Compelling Family Saga, Sobering Picture of Colonialism
6 of 6 people found this review helpful.
Barbara Kingsolver's novel, "The Poisonwood Bible," transports the reader to the Congo in the late 1950s, following Nathan Price, an evangelical Baptist minister, and his family. Their fate becomes interwoven with that of the country during three turbulent decades. The book is a compelling family saga, a sobering picture of the horrors of fanatical fundamentalism and an insightful view of an exploited country crushed by colonialism and manipulated by a bastion of democracy.
Nathan Price is a sanctimonious, foolhardy fanatic determined to convert the natives to Christianity, a plan that is doomed from the start by Nathan's self-righteousness. The story arc develops through the alternating, first-person points of view of Orleanna Price- Nathan's powerless wife- and her four daughters. Rachel, the eldest, is a self-absorbed teenager who will never outgrow her selfishishness. Twins Leah and Adah are gifted intellectually but are physically and emotionally separated by Adah's birth injury, which has rendered her hemiplagic. Five-year-old Ruth May humorously reflects a child's misunderstanding of the exotic world in which she is forced to live. As the girls become acquainted with the villagers, especially the young teacher Anatole, they begin to understand the political climate in the Congo, the brutality of Belgian rule, the nationalism briefly enjoyed in the election of Patrice Lumumba, and the secret involvement of the Eisenhower administration in Lumumba's assassination, culminating in the installation of the villainous dictator Mobutu.

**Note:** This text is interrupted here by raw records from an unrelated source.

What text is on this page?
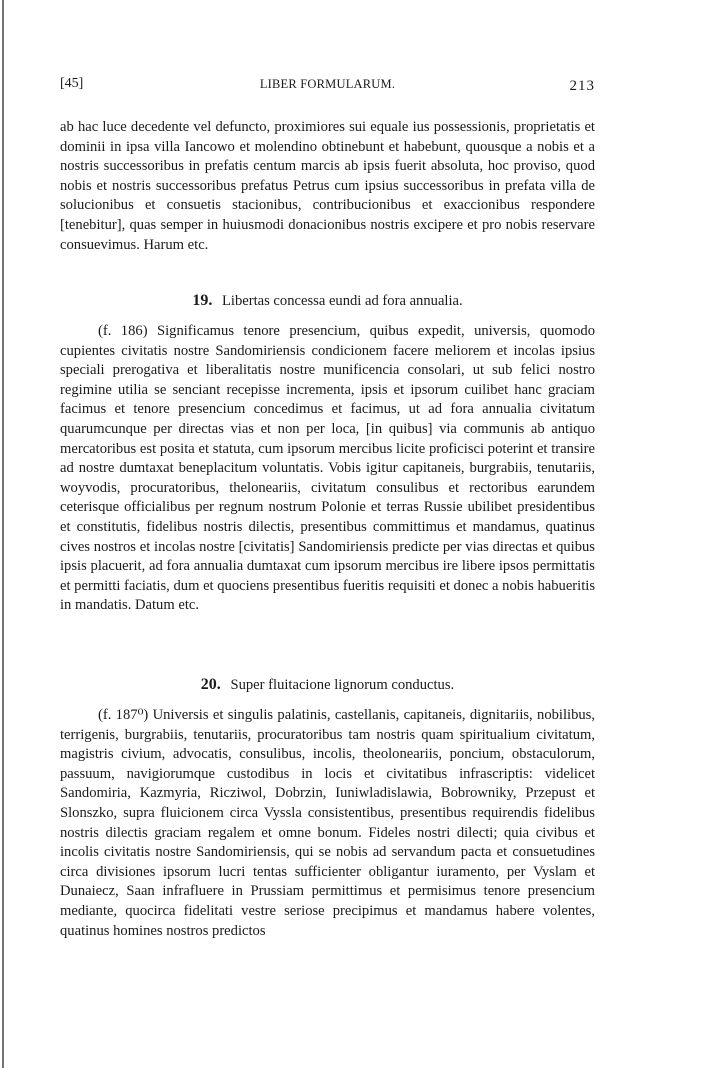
[45]	LIBER FORMULARUM.	213

ab hac luce decedente vel defuncto, proximiores sui equale ius possessionis, proprietatis et dominii in ipsa villa Iancowo et molendino obtinebunt et habebunt, quousque a nobis et a nostris successoribus in prefatis centum marcis ab ipsis fuerit absoluta, hoc proviso, quod nobis et nostris successoribus prefatus Petrus cum ipsius successoribus in prefata villa de solucionibus et consuetis stacionibus, contribucionibus et exaccionibus respondere [tenebitur], quas semper in huiusmodi donacionibus nostris excipere et pro nobis reservare consuevimus. Harum etc.

19. Libertas concessa eundi ad fora annualia.

(f. 186) Significamus tenore presencium, quibus expedit, universis, quomodo cupientes civitatis nostre Sandomiriensis condicionem facere meliorem et incolas ipsius speciali prerogativa et liberalitatis nostre munificencia consolari, ut sub felici nostro regimine utilia se senciant recepisse incrementa, ipsis et ipsorum cuilibet hanc graciam facimus et tenore presencium concedimus et facimus, ut ad fora annualia civitatum quarumcunque per directas vias et non per loca, [in quibus] via communis ab antiquo mercatoribus est posita et statuta, cum ipsorum mercibus licite proficisci poterint et transire ad nostre dumtaxat beneplacitum voluntatis. Vobis igitur capitaneis, burgrabiis, tenutariis, woyvodis, procuratoribus, theloneariis, civitatum consulibus et rectoribus earundem ceterisque officialibus per regnum nostrum Polonie et terras Russie ubilibet presidentibus et constitutis, fidelibus nostris dilectis, presentibus committimus et mandamus, quatinus cives nostros et incolas nostre [civitatis] Sandomiriensis predicte per vias directas et quibus ipsis placuerit, ad fora annualia dumtaxat cum ipsorum mercibus ire libere ipsos permittatis et permitti faciatis, dum et quociens presentibus fueritis requisiti et donec a nobis habueritis in mandatis. Datum etc.

20. Super fluitacione lignorum conductus.

(f. 187⁰) Universis et singulis palatinis, castellanis, capitaneis, dignitariis, nobilibus, terrigenis, burgrabiis, tenutariis, procuratoribus tam nostris quam spiritualium civitatum, magistris civium, advocatis, consulibus, incolis, theoloneariis, poncium, obstaculorum, passuum, navigiorumque custodibus in locis et civitatibus infrascriptis: videlicet Sandomiria, Kazmyria, Ricziwol, Dobrzin, Iuniwladislawia, Bobrowniky, Przepust et Slonszko, supra fluicionem circa Vyssla consistentibus, presentibus requirendis fidelibus nostris dilectis graciam regalem et omne bonum. Fideles nostri dilecti; quia civibus et incolis civitatis nostre Sandomiriensis, qui se nobis ad servandum pacta et consuetudines circa divisiones ipsorum lucri tentas sufficienter obligantur iuramento, per Vyslam et Dunaiecz, Saan infrafluere in Prussiam permittimus et permisimus tenore presencium mediante, quocirca fidelitati vestre seriose precipimus et mandamus habere volentes, quatinus homines nostros predictos
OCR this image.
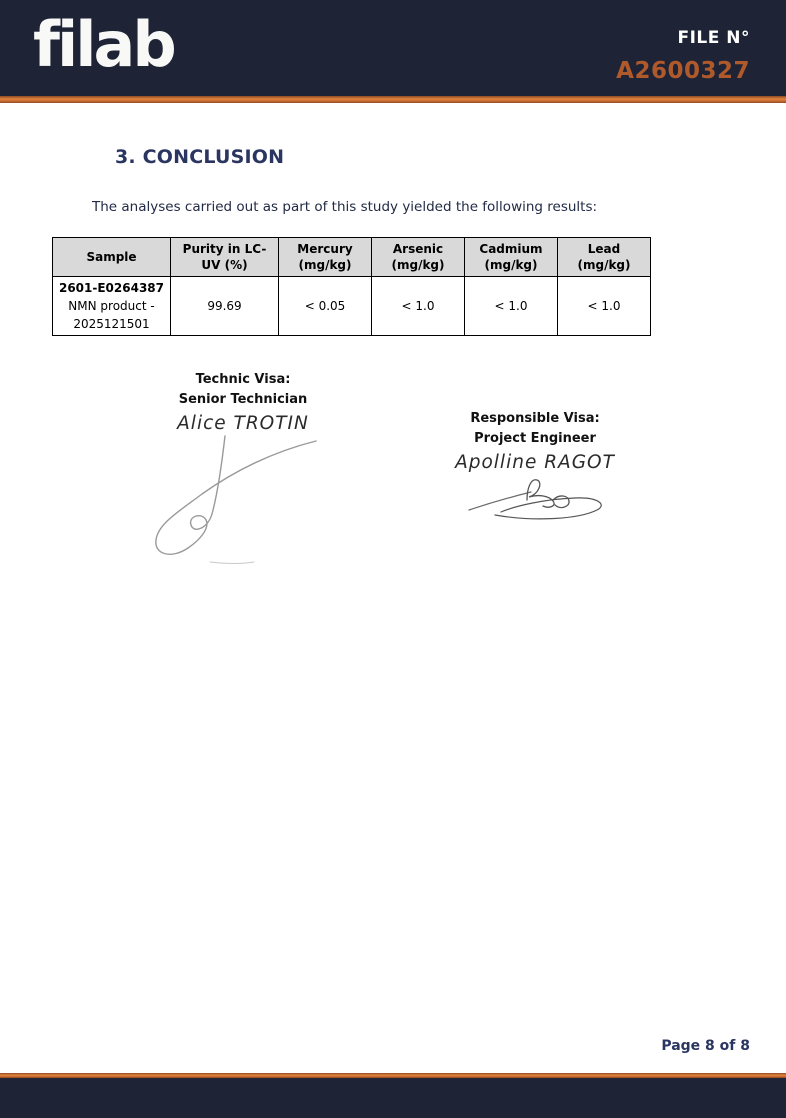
filab	FILE N°
A2600327
3. CONCLUSION
The analyses carried out as part of this study yielded the following results:
Sample	Purity in LC-UV (%)	Mercury (mg/kg)	Arsenic (mg/kg)	Cadmium (mg/kg)	Lead (mg/kg)

2601-E0264387
NMN product -
2025121501	99.69	< 0.05	< 1.0	< 1.0	< 1.0
Technic Visa:
Senior Technician
Alice TROTIN	Responsible Visa:
Project Engineer
Apolline RAGOT
Page 8 of 8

"The Poisonwood Bible" presents a wonderful mix of diverse characters. The inevitable outcome of the forced imposition of Christian theology on the natives' indigenous faith gives the novel its pervasive irony. Kingsolver's artful integration of humor through the children's misapprehensions of their world keeps the book from becoming a bleak meditation on colonialism. The book is more than an excellent novel. It is a marvelous commentary on the clashes that can occur between culture, politics, and religion.